Read the OWASP Top 10 for Agentic Applications 2026 and one fact organizes everything below it: identity is three of the top four.
Agent goal hijack, identity and privilege abuse, inter-agent trust exploitation — the framework puts the agent’s credentials, its delegated authority, and the trust between agents at the center of the agentic attack surface. That is the right center. It is where the incidents are.
Hold that crosswalk against a different artifact and a gap opens. In June 2026, the MIT–Delphi study asked 272 AI-risk experts to rate the 24 risk domains of the MIT AI Risk Repository on severity, vulnerability, and responsibility. One finding frames this whole series: under a “pragmatic mitigations” scenario, expected severity fell across all 24 risks, but five stayed above a 10% probability of catastrophic outcome over five years — dangerous capabilities, weapons and cyberattacks, environmental harm, inequality and unemployment, and power centralization. (A note carried once, for the series: these are panel means of expert subjective-probability distributions against a defined rubric — belief, not measured frequency. The authors are explicit on this, and so are we.)
So map the MIT 24 onto OWASP’s agentic framework and ask a narrow question: what does the framework see, and where does its sight end?
What OWASP sees
It sees the agentic core with precision. AI security vulnerabilities map to tool misuse and privilege abuse. Multi-agent risks map to inter-agent trust exploitation and cascading failures — and OWASP is one of the few artifacts that reaches this at all. AI misalignment maps to rogue agents. Dangerous capabilities map to goal hijack on the actuation side. Overreliance maps almost word-for-word to human-agent trust exploitation.

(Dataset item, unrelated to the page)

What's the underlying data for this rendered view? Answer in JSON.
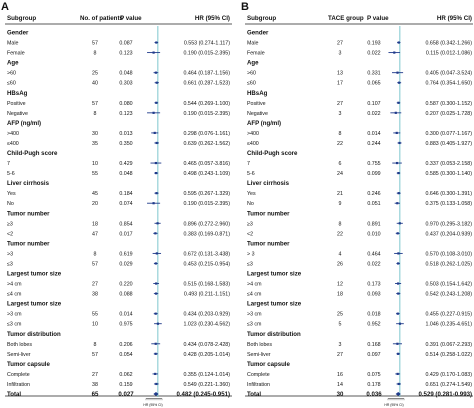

The content-layer risks — false information, privacy loss, disinformation — find homes one level down, in the OWASP LLM Top 10. Between the agentic list and the LLM list, OWASP covers ten of the twenty-four cleanly. For a framework chartered around application security, that is strong coverage of exactly the surface it was built to defend.
Where the sight ends
Now the edge. Four MIT risks — power centralization, inequality and unemployment, competitive dynamics, governance failure — appear nowhere in the OWASP agentic framework. Not thinly. Not partially. They are absent.
Power centralization — No. Inequality & unemployment — No. Competitive dynamics — No. Governance failure — No. None of the four is a property of an agent’s attack surface — they are properties of markets, labor, and institutions — and the framework has no entry for any of them.
This is not a defect. OWASP’s charter is agentic application security — the attack surface of a deployed agent, the threats a builder can design against. It maps that surface as well as any artifact in the field, and it stops at the boundary of its charter. The framework publishes to its scope. The work of locating what lies past that scope, and translating it for a specific environment, belongs to the practitioner reading it.
What this dispatch establishes
OWASP’s coverage clusters tightly on the system-internal, agentic domains — the protocol-and-tool surface. That is the strongest map of the agentic attack surface available, and it is also the clearest statement of where that map ends. The four risks that fall past it are not security failures a builder can patch. They are properties of markets, labor, and institutions.
The next dispatch takes the same 24 risks to NIST — the framework that covers the most. It names twelve content-risk areas, including environmental harm, which OWASP never touches. It still drops the same four. That is the first sign the gap is not an accident of one charter.
OWASP maps the agentic attack surface with precision — and stops exactly where the risk stops being technical. The four risks that fall past its charter are not security failures a builder can patch; they are properties of markets, labor, and institutions, which no agent-security charter is built to hold. Two of the four — power centralization and inequality — are also among the five the MIT panel judged to stay above 10% catastrophic probability even under pragmatic mitigations.
The framework did not fail. It mapped what it was chartered to map. The gap is structural — and it is the same gap the next two frameworks will leave, for reasons of their own.